Jemma jerked and leaned away from Robin. “And what about you?”
“You’re coming with us, aren’t you?” Maggie demanded, squeezing her bread tightly enough that it seeped between her fingers.
“I—I’m an outlaw,” she said. “I went to kill a man in his own bed. While he slept.”
“He killed Marcus.” Maggie uncurled her fingers when Much tugged at them, and she allowed the other girl to take her crushed bread.
“That doesn’t make it any less a crime,” Robin protested. “I might not have killed him in his sleep, but I—it happened. He’
s dead.”
“Is he?”
She buried her face in her hands for a moment and bent forward, scrubbing her cheeks. When she straightened, she found them all staring at her in the half-light from the candles.
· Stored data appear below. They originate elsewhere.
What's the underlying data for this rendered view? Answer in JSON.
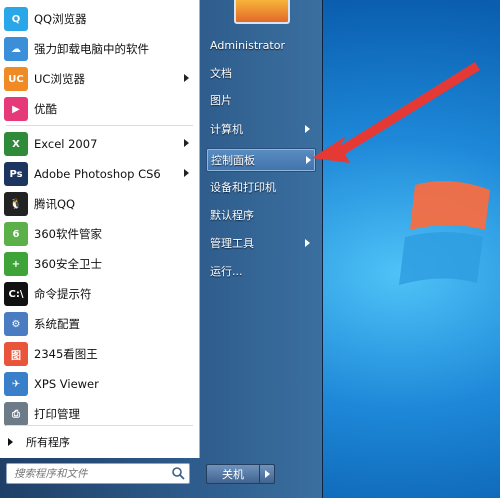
{
  "desktop": {
    "accent": "#1e88d8"
  },
  "left_menu": {
    "items": [
      {
        "label": "QQ浏览器",
        "icon": "qq-browser-icon",
        "color": "#2aa7e8",
        "glyph": "Q",
        "arrow": false
      },
      {
        "label": "强力卸载电脑中的软件",
        "icon": "uninstall-icon",
        "color": "#3b8fd9",
        "glyph": "☁",
        "arrow": false
      },
      {
        "label": "UC浏览器",
        "icon": "uc-browser-icon",
        "color": "#f08a24",
        "glyph": "UC",
        "arrow": true
      },
      {
        "label": "优酷",
        "icon": "youku-icon",
        "color": "#e5397a",
        "glyph": "▶",
        "arrow": false
      },
      {
        "label": "Excel 2007",
        "icon": "excel-icon",
        "color": "#2f8a3a",
        "glyph": "X",
        "arrow": true
      },
      {
        "label": "Adobe Photoshop CS6",
        "icon": "photoshop-icon",
        "color": "#1b3560",
        "glyph": "Ps",
        "arrow": true
      },
      {
        "label": "腾讯QQ",
        "icon": "qq-penguin-icon",
        "color": "#222222",
        "glyph": "🐧",
        "arrow": false
      },
      {
        "label": "360软件管家",
        "icon": "360-software-icon",
        "color": "#5bb04a",
        "glyph": "6",
        "arrow": false
      },
      {
        "label": "360安全卫士",
        "icon": "360-security-icon",
        "color": "#3ea43a",
        "glyph": "+",
        "arrow": false
      },
      {
        "label": "命令提示符",
        "icon": "cmd-icon",
        "color": "#111111",
        "glyph": "C:\\",
        "arrow": false
      },
      {
        "label": "系统配置",
        "icon": "system-config-icon",
        "color": "#4a7cc2",
        "glyph": "⚙",
        "arrow": false
      },
      {
        "label": "2345看图王",
        "icon": "2345-viewer-icon",
        "color": "#e8553a",
        "glyph": "图",
        "arrow": false
      },
      {
        "label": "XPS Viewer",
        "icon": "xps-viewer-icon",
        "color": "#3a7fc9",
        "glyph": "✈",
        "arrow": false
      },
      {
        "label": "打印管理",
        "icon": "print-manager-icon",
        "color": "#6d7a88",
        "glyph": "⎙",
        "arrow": false
      }
    ],
    "all_programs": "所有程序",
    "search_placeholder": "搜索程序和文件"
  },
  "right_menu": {
    "items": [
      {
        "label": "Administrator",
        "arrow": false,
        "highlight": false
      },
      {
        "label": "文档",
        "arrow": false,
        "highlight": false
      },
      {
        "label": "图片",
        "arrow": false,
        "highlight": false
      },
      {
        "label": "计算机",
        "arrow": true,
        "highlight": false
      },
      {
        "label": "控制面板",
        "arrow": true,
        "highlight": true
      },
      {
        "label": "设备和打印机",
        "arrow": false,
        "highlight": false
      },
      {
        "label": "默认程序",
        "arrow": false,
        "highlight": false
      },
      {
        "label": "管理工具",
        "arrow": true,
        "highlight": false
      },
      {
        "label": "运行...",
        "arrow": false,
        "highlight": false
      }
    ],
    "shutdown_label": "关机"
  },
  "annotation": {
    "color": "#e53935"
  }
}
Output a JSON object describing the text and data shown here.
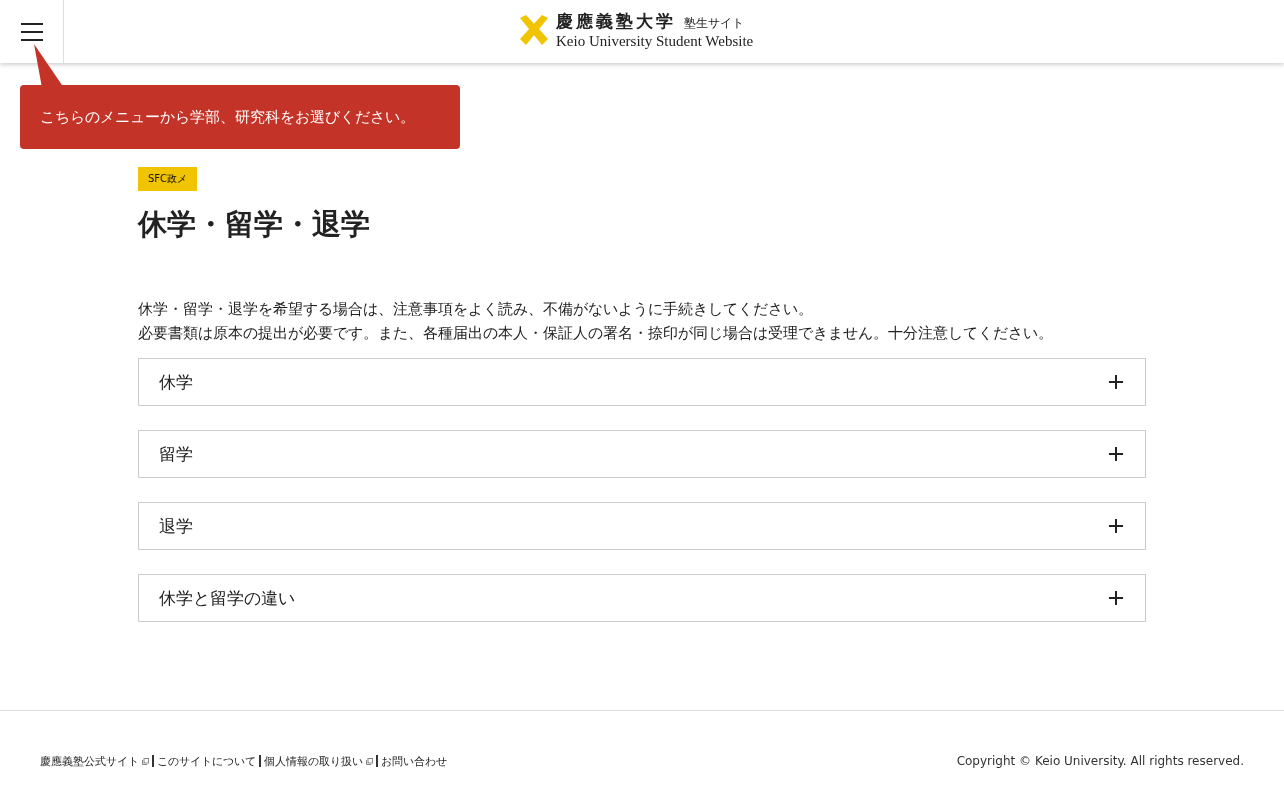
{
  "header": {
    "logo_title": "慶應義塾大学",
    "logo_sub": "塾生サイト",
    "logo_en": "Keio University Student Website"
  },
  "tooltip": "こちらのメニューから学部、研究科をお選びください。",
  "tag": "SFC政メ",
  "title": "休学・留学・退学",
  "intro": [
    "休学・留学・退学を希望する場合は、注意事項をよく読み、不備がないように手続きしてください。",
    "必要書類は原本の提出が必要です。また、各種届出の本人・保証人の署名・捺印が同じ場合は受理できません。十分注意してください。"
  ],
  "accordion": [
    {
      "label": "休学",
      "expanded": false
    },
    {
      "label": "留学",
      "expanded": false
    },
    {
      "label": "退学",
      "expanded": false
    },
    {
      "label": "休学と留学の違い",
      "expanded": false
    }
  ],
  "footer": {
    "links": [
      {
        "label": "慶應義塾公式サイト",
        "external": true
      },
      {
        "label": "このサイトについて",
        "external": false
      },
      {
        "label": "個人情報の取り扱い",
        "external": true
      },
      {
        "label": "お問い合わせ",
        "external": false
      }
    ],
    "copyright": "Copyright © Keio University. All rights reserved."
  }
}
“I had an arrow at his throat,” she said slowly. “He—he called me a coward. I asked him where his honor was, sending soldiers after an unarmed boy.” She stared into the middle distance, temporarily lost in the heat, flames, and chaos from the manor yard. “And then—then you screamed. Jemma, you screamed, and they had you and—I—I think I slit his throat.” She shook herself, reaching for Jemma’s hand. “I cut him. That much I know for certain. How badly… he wasn’t moving. I dropped him, and he didn’t move.”
“You did it for Marcus, and you did it to save Jemma,” Kitty said softly, reaching across the circle to briefly rest her hand on Robin’s knee.
“That still makes it murder. It doesn’t change that. Nothing changes that.”
“You’re an outlaw, then.” Maggie shrugged. “You’re the Lady of Lockesly. You’re a warrior woman from the old tales. None of those things mean we don’t want you to stay with us.”
“You came back to the manor,” Kitty added. “You came back for us. To find Gisborne and protect us. You could have abandoned us.”
Robin’s expression morphed into something stricken, and her eyes widened. “Why would I have done that? You’re—you’re family. You’ve always been as much family as my mother.” True, Jemma was the sister she’d never been gifted with, but the others had a spot in her heart all the same. One that was rapidly growing by the second.
“Then come with us.” Maggie’s tone said she wouldn’t take no for an answer. “Be an outlaw, but come with us. Even outlaws need friends.”
“I’m an outlaw, same as you,” Jemma murmured when Robin looked meaningfully at her. “I went with you to kill him, and I attacked his men.”
Robin locked eyes with each girl in front of her and she found nothing but tempered steel staring back at her. All of them might have been younger than her and Jemma in physical years, yet they showed a resilience and a courage born from the night’s events.